A neighborhood group in an area that was once home to Cincinnati Mayor Mark Mallory and his extended family recently issued a statement that accuses the Mallory clan of numerous conflicts of interest that affect their public service.
The West End Community Council (WECC) unanimously approved a statement July 15 that harshly criticizes the mayor for his successful efforts to have the neighborhood removed from a list of "impacted communities" where social service agencies potentially could be blocked from building new facilities or expanding existing ones.
Also, the document asks city council to reconsider its June decision and restore the West End to the list.
At city council’s last meeting before its summer break, on June 25, a revised version of a resolution first proposed in April was introduced and approved in an 8-1 vote. Councilman Cecil Thomas was the sole dissenter.
The resolution stated that the city should strive to avoid concentrating social service agencies and programming in neighborhoods deemed negatively impacted due to over-saturation.
Although the original version listed Over-the-Rhine and the West End as currently impacted neighborhoods, the West End was removed from the final version at the mayor’s insistence.
City council’s rules require that any item introduced on its agenda must be voted upon within 90 days; Mallory held the resolution for more than 80 days while behind-the-scenes negotiations continued.
In the proclamation approved two weeks ago by the WECC, the group states, “the mayor willfully and deliberately caused (the resolution) to have the West End removed as an impacted community due to his and his family’s financial, professional and political conflicts.”
The proclamation continues, “Mayor Mallory was widely quoted as saying that the West End had only one social service agency in the Society St. Vincent de Paul, when in fact there are well over 30 social service agencies in the West End.”
That statement refers to a quote that Mallory gave to CityBeat in April, when he said, “Would the West End be deemed to be oversaturated? There’s St. Vincent de Paul and not much else. It depends on the radius used.”
Referring to the fact that the Mallorys frequently refer to themselves as West End residents but spend most of their time at a second home elsewhere, the WECC’s proclamation states, “the mayor falsely claims to reside in the West End when he actually resides in Mount Airy.”

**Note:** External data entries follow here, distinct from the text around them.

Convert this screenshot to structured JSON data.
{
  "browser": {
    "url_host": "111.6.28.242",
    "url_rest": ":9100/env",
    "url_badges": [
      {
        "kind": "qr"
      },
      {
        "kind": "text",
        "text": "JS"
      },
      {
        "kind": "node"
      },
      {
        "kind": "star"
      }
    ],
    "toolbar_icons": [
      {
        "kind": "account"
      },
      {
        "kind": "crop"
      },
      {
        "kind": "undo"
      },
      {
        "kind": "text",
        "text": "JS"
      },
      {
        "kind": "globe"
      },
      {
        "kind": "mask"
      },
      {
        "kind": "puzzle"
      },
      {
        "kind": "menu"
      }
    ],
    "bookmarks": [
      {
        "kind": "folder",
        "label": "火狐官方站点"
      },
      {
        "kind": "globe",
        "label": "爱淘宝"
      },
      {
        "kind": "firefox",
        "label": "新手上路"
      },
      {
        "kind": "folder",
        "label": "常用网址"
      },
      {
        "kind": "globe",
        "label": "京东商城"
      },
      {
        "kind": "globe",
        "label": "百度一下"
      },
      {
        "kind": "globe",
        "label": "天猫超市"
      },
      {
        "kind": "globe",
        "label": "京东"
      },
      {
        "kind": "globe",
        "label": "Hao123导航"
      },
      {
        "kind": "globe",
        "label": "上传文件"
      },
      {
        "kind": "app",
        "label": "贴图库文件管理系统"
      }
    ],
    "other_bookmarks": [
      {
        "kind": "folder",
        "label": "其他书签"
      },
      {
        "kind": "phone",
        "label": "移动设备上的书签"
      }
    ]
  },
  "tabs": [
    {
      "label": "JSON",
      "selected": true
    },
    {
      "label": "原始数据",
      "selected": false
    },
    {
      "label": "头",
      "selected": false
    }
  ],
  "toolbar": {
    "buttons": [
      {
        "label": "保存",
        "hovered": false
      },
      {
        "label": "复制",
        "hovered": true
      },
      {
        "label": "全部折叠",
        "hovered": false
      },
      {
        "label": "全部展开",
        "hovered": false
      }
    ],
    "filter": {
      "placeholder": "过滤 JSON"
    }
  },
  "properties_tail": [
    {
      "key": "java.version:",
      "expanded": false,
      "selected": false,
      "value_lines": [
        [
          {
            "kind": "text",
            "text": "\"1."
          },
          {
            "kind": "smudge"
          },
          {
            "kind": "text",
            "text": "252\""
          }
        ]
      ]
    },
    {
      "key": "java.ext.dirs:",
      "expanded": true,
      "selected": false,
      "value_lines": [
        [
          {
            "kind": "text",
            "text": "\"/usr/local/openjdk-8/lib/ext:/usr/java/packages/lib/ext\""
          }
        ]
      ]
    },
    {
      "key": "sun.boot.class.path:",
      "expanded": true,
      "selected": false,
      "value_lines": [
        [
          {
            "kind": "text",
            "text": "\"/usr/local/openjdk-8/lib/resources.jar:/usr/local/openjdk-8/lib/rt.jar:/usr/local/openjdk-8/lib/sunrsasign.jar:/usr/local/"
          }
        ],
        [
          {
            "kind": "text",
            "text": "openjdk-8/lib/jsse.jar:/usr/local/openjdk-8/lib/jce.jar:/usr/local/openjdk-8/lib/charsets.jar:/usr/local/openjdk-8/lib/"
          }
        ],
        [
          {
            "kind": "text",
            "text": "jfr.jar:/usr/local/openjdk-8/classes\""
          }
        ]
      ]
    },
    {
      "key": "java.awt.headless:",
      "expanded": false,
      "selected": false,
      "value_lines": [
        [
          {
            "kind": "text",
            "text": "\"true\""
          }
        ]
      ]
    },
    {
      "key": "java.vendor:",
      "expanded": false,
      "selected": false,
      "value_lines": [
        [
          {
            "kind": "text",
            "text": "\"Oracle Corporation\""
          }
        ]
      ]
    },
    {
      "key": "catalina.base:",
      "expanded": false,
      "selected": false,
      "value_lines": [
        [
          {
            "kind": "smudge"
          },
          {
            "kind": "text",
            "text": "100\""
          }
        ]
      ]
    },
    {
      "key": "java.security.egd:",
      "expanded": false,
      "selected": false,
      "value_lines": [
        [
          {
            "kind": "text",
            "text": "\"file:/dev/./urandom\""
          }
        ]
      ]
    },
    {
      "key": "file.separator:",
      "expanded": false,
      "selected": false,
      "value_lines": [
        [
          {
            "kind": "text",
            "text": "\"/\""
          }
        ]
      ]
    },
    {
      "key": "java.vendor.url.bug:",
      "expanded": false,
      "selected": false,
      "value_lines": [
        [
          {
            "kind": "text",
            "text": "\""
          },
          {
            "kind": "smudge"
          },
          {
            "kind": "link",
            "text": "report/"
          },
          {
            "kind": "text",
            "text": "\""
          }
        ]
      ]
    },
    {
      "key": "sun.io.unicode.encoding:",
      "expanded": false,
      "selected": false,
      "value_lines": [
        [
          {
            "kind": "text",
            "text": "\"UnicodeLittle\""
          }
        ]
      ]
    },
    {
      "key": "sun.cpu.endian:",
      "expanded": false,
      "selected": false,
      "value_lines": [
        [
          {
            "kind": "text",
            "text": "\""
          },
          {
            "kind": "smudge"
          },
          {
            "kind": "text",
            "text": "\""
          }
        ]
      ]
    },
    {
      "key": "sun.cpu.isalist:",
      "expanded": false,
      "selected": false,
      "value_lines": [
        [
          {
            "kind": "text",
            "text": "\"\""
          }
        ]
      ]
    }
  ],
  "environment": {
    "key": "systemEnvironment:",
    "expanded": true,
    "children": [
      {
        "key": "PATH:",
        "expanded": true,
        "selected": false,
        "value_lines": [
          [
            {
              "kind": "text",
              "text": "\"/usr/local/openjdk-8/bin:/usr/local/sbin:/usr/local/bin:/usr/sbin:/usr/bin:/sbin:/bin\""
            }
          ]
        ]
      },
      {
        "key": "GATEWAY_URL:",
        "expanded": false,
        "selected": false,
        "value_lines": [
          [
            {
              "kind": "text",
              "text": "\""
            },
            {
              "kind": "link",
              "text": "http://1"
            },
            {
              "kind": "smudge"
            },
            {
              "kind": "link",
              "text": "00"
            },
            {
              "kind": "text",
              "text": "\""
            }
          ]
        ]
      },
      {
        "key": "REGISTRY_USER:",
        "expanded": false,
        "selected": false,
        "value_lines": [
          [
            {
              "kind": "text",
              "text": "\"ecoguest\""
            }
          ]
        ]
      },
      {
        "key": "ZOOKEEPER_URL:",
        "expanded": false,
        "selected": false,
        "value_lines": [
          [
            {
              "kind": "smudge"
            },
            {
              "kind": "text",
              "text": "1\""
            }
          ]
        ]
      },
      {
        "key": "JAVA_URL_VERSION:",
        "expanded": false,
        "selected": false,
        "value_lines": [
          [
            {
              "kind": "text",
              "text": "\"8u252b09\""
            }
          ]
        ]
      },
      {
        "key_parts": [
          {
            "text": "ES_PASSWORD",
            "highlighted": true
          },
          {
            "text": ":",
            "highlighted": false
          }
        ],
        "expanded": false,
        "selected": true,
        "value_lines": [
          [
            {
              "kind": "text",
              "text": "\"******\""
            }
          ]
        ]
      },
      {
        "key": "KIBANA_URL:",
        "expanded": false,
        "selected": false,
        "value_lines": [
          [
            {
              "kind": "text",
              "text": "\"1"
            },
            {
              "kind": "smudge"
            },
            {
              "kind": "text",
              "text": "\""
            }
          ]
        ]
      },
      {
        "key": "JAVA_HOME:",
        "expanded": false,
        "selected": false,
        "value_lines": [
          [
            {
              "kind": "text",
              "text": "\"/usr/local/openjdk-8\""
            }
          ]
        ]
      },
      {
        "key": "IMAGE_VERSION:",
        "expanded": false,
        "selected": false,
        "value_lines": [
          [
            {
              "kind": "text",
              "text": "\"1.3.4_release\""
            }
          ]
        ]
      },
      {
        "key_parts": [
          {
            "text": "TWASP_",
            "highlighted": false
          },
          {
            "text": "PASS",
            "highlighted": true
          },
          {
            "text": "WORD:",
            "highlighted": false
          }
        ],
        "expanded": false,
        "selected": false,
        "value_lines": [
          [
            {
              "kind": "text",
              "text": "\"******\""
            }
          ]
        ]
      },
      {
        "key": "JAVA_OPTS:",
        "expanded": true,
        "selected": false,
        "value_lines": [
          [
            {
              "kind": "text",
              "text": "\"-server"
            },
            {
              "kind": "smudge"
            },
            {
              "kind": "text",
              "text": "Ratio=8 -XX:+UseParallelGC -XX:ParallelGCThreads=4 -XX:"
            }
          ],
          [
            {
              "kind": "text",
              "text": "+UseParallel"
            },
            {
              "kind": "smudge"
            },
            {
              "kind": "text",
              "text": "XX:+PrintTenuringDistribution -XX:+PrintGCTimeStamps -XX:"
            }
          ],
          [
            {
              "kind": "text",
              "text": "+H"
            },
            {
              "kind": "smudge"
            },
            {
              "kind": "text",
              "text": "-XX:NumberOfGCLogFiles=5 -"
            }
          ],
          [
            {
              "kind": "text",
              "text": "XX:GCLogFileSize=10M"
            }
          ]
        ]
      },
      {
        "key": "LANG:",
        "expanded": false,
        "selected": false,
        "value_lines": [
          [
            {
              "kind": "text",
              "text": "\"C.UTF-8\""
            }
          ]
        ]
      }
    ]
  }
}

City council began mulling the new restrictions on social service agencies in April after the city lost a two-year long legal battle against the City Link Center, a proposed $12 million “social services mall” that some suburban churches want to build in the West End despite the objections of city council and many neighborhood residents.
Several nonprofit social services agencies opposed that the proposed changes, calling them too severe. They allege the changes would make social services a zoning issue, and that the wording in the changes is overly broad.
Under city council’s rules, a resolution is a general statement of policy but isn’t binding. To enforce the directive, council would have to pass an ordinance and make changes to Cincinnati’s zoning code.
The City Link project has driven a wedge between the Mallory family and many West End residents.
Project opponents believe City Link is being foisted on the West End in an effort to move social service agencies out of Over-the-Rhine as it’s eyed by developers who want to build more upscale projects centered around Washington Park and the Gateway Quarter on Vine Street.
In 2006 Dale Mallory — the mayor’s brother — was impeached as WECC president after it was revealed he was paid to secretly lobby on City Link’s behalf after he initially told the neighborhood group that he wasn’t connected to the project.